Phat Pouv Seang has been a professor at the Royal University of Law and Economics since 1986, and has worked as a lawyer since 1997, according to the ECCC’s Defense Support Section.

He has been a legal consultant to the National Assembly Commis­sion on Legislation and Justice since 2004, according to the de­fense section.

Ieng Thirith, who has been charged with crimes against hu­man­ity, also selected British attorney Diana Ellis to represent her, according to the defense office.

Ellis became a member of the Bar of England and Wales in 1978, and in 2001 was appointed Queen’s Counsel, the highest distinction a British attorney can attain.

She represented defendant Ferd­inand Nahimana at the Inter­national Criminal Tribunal for Rwan­da, the first trial at an international tribunal to deal with the role of the media in perpetrating genocide, according to the defense section statement.

Ieng Sary’s Cambodian attorney, Ang Udom, worked as a criminal defense lawyer for the Cambodian Defender’s Project and Legal Aid of Cambodia from 1994 to 1997.

He has run his own law firm since 1999 and in 1996 was appointed head of the Center for Social Development’s legal unit. He said he will resign from the CSD in order to devote himself to Ieng Sary’s defense.

Ieng Sary has shortlisted two foreign attorneys to act as co-counsel and a final selection is expected this week, according to the tribunal’s defense office.
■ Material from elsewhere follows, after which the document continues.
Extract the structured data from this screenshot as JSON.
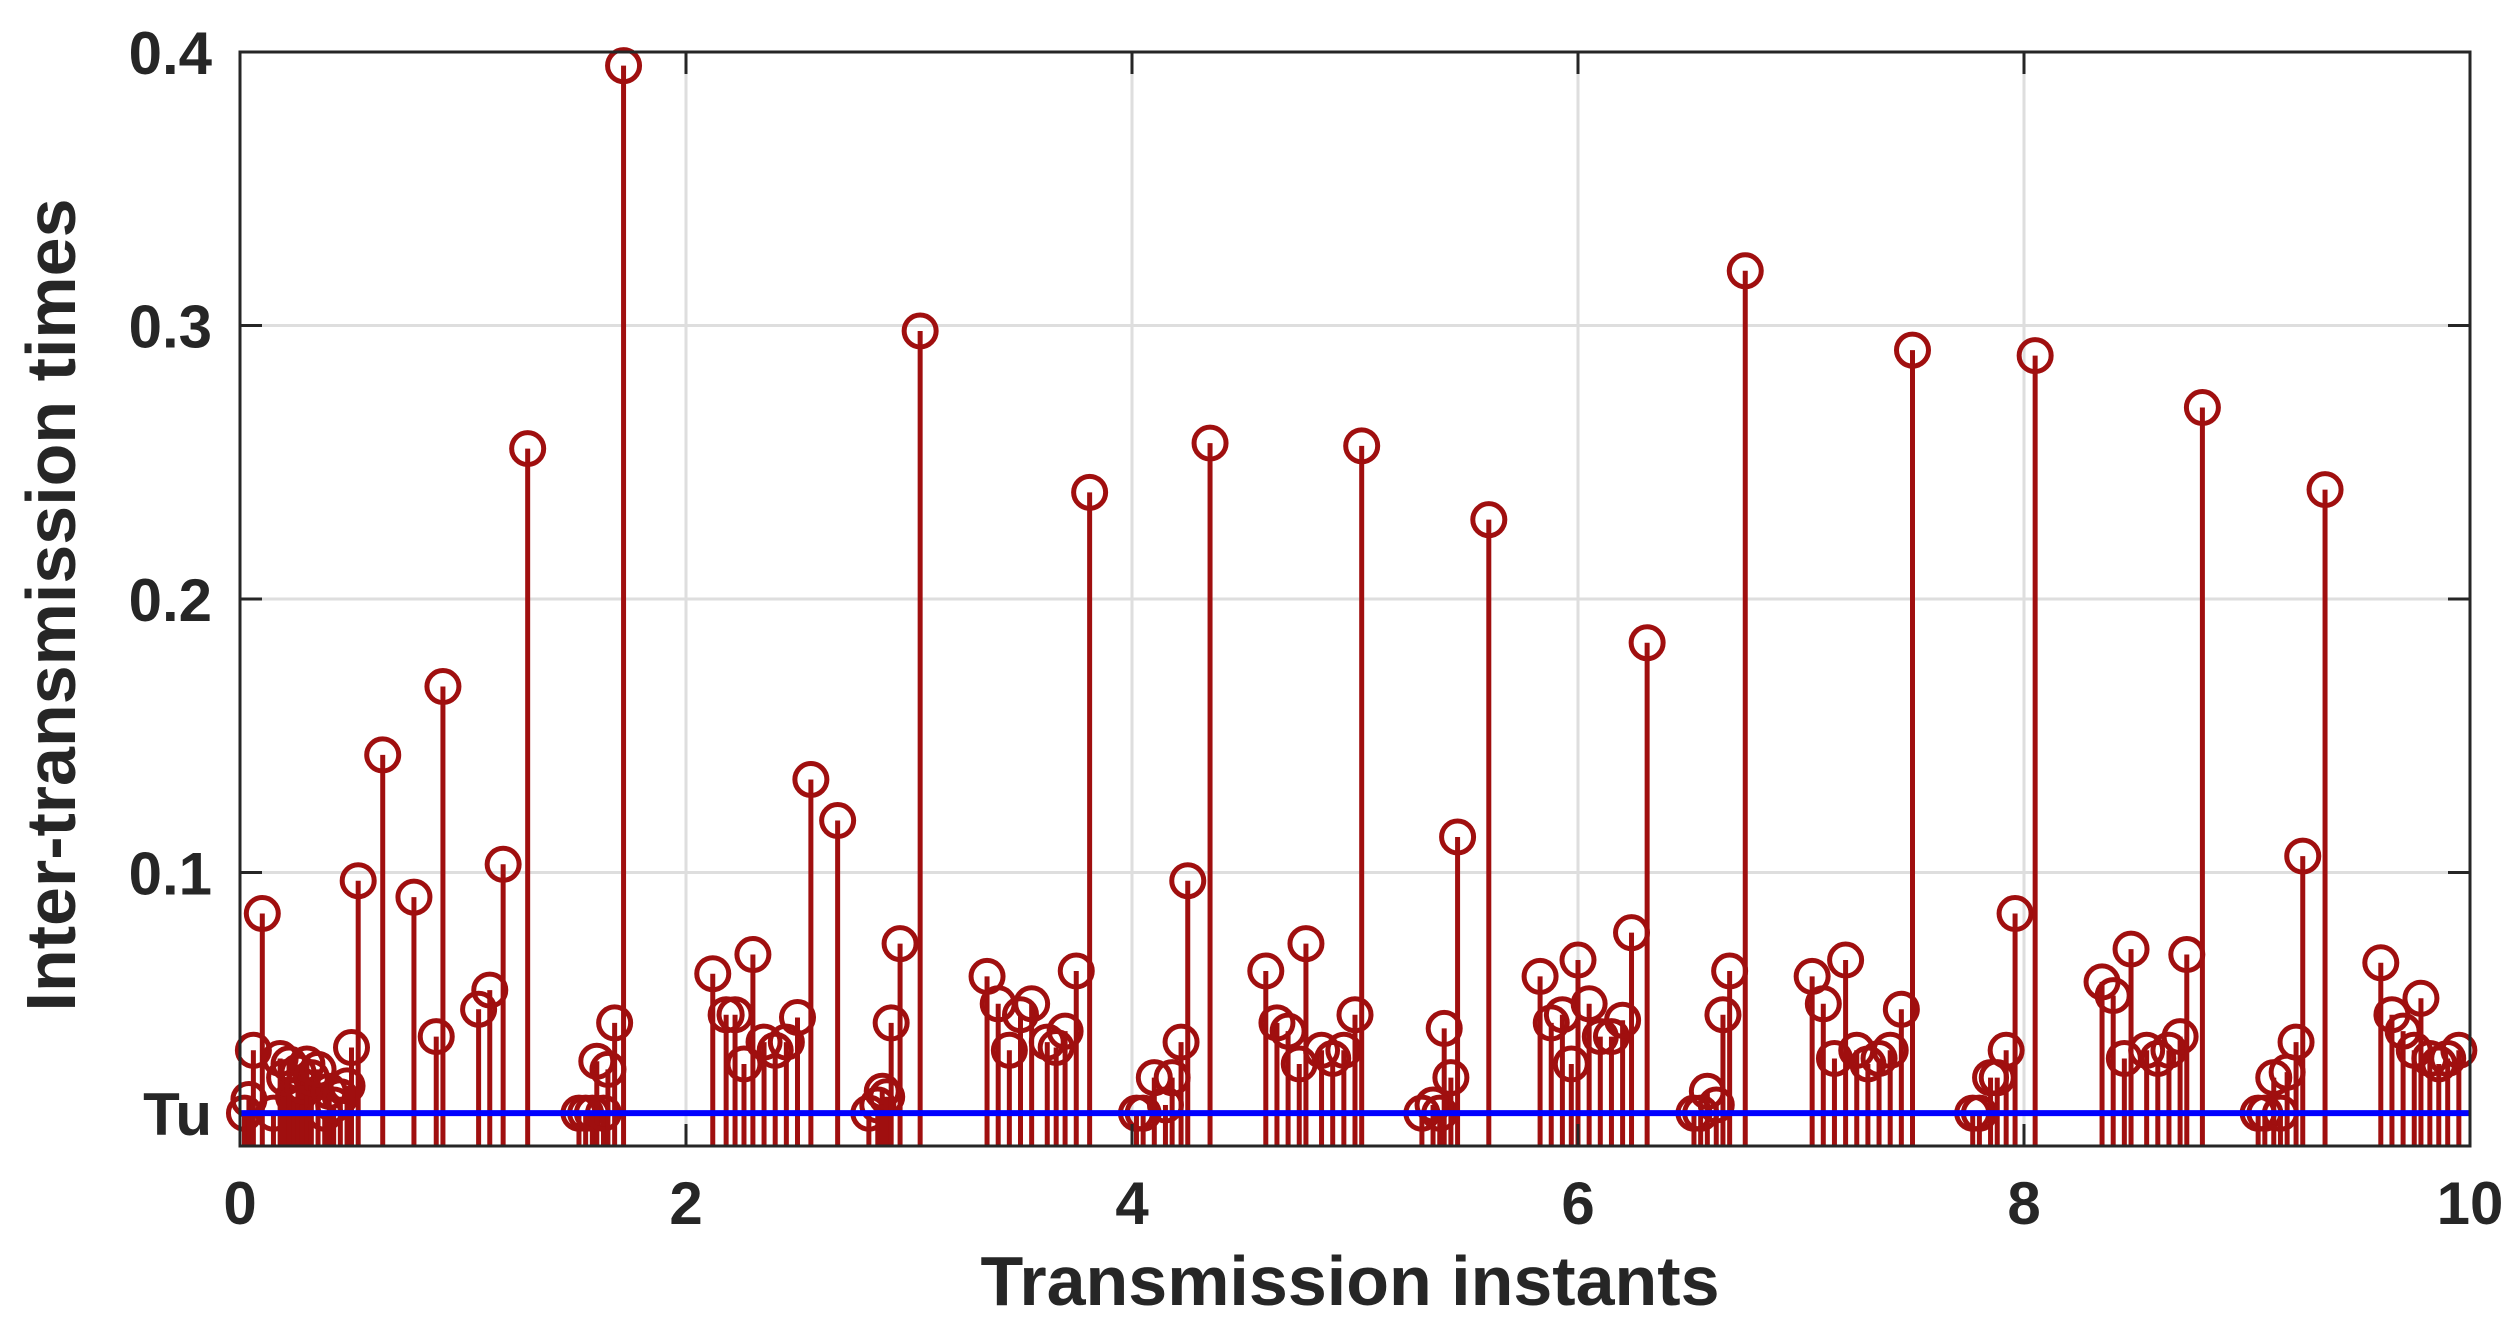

Meanwhile, the contentious work of establishing a definitive factual record has begun.

Cambodians historically have not been sticklers for recording dates of birth, and Ieng Sary and Ieng Thirith appear to be no exception.

In their Tuesday statement, the ECCC’s co-investigating judges said Ieng Sary was born on Octo­ber 24, 1925 in Loeung Va village in Vietnam’s Travinh district, in the part of southern Vietnam Cambo­dians call Kampuchea Krom.

However, Ieng Sary’s service passport from China, issued in 1979, says he was born on January 1, 1930 in Beijing.

A Cambodian diplomatic passport, issued in December 1996, also says Ieng Sary was born on Jan­uary 1, 1930, but in Cambodia’s Prey Veng province. “The question is when is he telling the truth,” DC-Cam Director Youk Chhang said.

According to the co-investigating judges Ieng Thirith, alias Phea, was born in 1932 in Battambang province. As for her exact date of birth, Youk Chhang said, “Nobody knows for sure.”